Cathay Pacific makes a fine art out of choosing its wines

PUBLISHED : Friday, 03 May, 2013, 12:00am
UPDATED : Friday, 03 May, 2013, 5:40am

Picking a wine for an airline isn't as easy as you'd think. It's not just a matter of taste and quality, but also about how the wine travels.

"It's like in CSI [ Crime Scene Investigation], when they want to separate the different parts of something, they shake it up. That happens to wine when it's in the air because of the plane's vibrations," said Roy Moorfield, a Melbourne-based consultant for Cathay Pacific at a wine tasting event organised by the airline yesterday.

The cabin's dryness also affects how the wine tastes, as dry noses make for less sensitive taste buds. So, says Moorfield and his fellow consultants, what you need is a wine with soft tannins, balanced acidity and a stronger fruit flavour, and one that tastes good even after being shaken up. Bitter flavours and tannins tend to be enhanced on a flight.

Wine consumption on Cathay flights has risen in the past decade, says Clara Yip, the airline's catering manager for wine, beverage and catering supplies. Last year, Cathay went through 1.5 million bottles of tipple, compared with less than a million bottles 10 years ago, she said. To keep up with the demand, Moorfield, Yip and other consultants get together about six times a year to sample wines, going through up to 10,000 glasses of alcohol a year on their job. Wine selections on flights can be changed up to three times a year.

"For economy class white, we need something fresh," said Yip. "It can be older, depending on what class it's being served in. One promotional wine we're doing is from 2004." All wines are put through a blind taste test so that labels will not play a part in the selection.

The airline carries more than 100 varieties of wines on its routes. The current selection comprises picks from France, Italy, South Africa, Australia, New Zealand and the United States.

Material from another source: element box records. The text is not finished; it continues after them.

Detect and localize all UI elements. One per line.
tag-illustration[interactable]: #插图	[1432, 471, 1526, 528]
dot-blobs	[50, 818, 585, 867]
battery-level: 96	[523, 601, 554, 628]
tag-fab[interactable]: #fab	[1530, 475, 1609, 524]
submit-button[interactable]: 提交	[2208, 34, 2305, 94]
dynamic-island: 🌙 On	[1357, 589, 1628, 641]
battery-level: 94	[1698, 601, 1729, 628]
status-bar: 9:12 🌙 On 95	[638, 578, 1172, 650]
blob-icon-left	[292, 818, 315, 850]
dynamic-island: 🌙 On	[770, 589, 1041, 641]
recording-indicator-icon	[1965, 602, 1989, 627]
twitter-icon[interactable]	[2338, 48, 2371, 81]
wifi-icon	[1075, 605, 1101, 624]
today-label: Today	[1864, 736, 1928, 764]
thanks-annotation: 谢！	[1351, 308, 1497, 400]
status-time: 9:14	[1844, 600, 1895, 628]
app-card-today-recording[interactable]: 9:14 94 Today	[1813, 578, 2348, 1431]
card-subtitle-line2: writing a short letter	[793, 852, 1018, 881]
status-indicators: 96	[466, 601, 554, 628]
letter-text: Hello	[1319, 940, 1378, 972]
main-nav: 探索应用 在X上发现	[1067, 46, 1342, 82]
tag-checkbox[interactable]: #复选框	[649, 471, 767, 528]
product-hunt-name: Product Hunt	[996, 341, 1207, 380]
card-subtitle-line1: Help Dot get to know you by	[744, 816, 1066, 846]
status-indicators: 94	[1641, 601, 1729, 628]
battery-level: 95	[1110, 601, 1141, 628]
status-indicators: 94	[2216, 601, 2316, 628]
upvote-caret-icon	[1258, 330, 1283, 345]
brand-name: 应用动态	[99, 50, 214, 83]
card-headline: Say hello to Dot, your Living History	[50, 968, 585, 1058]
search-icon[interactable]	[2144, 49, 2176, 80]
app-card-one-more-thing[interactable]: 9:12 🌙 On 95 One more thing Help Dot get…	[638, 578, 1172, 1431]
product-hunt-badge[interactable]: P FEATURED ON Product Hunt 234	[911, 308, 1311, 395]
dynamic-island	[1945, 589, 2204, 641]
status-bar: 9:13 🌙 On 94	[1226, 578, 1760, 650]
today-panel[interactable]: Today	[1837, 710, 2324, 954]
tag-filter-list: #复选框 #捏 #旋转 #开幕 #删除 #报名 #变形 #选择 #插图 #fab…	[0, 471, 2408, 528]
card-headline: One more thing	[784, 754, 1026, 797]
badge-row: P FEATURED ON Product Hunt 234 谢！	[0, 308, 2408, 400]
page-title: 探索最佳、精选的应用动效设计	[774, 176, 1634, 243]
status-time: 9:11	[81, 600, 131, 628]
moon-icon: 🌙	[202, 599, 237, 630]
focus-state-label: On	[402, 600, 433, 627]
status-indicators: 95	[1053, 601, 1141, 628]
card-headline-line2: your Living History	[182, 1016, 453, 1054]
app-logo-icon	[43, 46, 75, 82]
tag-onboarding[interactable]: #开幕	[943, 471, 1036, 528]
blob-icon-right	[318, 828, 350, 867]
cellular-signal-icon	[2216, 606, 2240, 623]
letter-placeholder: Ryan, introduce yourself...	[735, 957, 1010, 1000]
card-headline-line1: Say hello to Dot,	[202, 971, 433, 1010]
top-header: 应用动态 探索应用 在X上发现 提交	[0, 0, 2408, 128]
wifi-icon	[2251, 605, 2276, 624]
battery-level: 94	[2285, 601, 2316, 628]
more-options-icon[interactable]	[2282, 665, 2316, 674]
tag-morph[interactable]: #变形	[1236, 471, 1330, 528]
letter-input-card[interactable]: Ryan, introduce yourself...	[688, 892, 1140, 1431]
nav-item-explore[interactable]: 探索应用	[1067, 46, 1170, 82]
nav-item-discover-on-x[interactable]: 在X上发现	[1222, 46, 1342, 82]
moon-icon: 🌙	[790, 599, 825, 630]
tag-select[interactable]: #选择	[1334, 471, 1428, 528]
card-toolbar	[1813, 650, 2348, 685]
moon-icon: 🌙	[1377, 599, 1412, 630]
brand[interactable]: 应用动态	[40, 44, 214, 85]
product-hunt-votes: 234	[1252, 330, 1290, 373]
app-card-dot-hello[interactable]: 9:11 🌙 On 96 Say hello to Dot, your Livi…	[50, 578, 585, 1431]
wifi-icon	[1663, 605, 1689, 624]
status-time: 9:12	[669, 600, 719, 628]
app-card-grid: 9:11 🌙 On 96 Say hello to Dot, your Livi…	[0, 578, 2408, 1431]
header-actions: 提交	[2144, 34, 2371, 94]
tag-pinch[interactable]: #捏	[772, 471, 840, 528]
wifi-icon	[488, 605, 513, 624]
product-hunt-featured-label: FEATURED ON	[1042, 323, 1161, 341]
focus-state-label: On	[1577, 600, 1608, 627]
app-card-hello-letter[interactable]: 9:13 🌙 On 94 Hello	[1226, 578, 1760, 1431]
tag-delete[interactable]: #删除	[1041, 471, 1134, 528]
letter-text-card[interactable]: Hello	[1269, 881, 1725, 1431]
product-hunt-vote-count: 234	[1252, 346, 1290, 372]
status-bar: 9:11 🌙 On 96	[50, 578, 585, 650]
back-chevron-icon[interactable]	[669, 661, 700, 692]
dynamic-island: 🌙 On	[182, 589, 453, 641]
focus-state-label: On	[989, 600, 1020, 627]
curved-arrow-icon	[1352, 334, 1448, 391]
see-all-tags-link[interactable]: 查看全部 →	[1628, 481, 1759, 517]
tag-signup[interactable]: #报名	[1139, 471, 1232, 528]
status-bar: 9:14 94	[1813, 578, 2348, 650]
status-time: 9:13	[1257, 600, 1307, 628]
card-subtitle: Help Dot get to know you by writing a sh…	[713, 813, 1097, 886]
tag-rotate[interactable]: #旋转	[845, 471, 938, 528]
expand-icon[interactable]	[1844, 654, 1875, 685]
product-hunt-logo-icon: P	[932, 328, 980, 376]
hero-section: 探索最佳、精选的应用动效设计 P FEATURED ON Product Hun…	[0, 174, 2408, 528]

Asked whether the incidents of drunk and disorderly conduct had risen with more wine consumed on flights, Yip said she was not aware if there was any increase, but that staff were instructed to cease serving alcohol and offer other beverages intoxicated passengers.

Last year, Japanese businessman Kumagai Shinobu was charged for behaving in a disorderly manner on an inbound Cathay flight from Japan.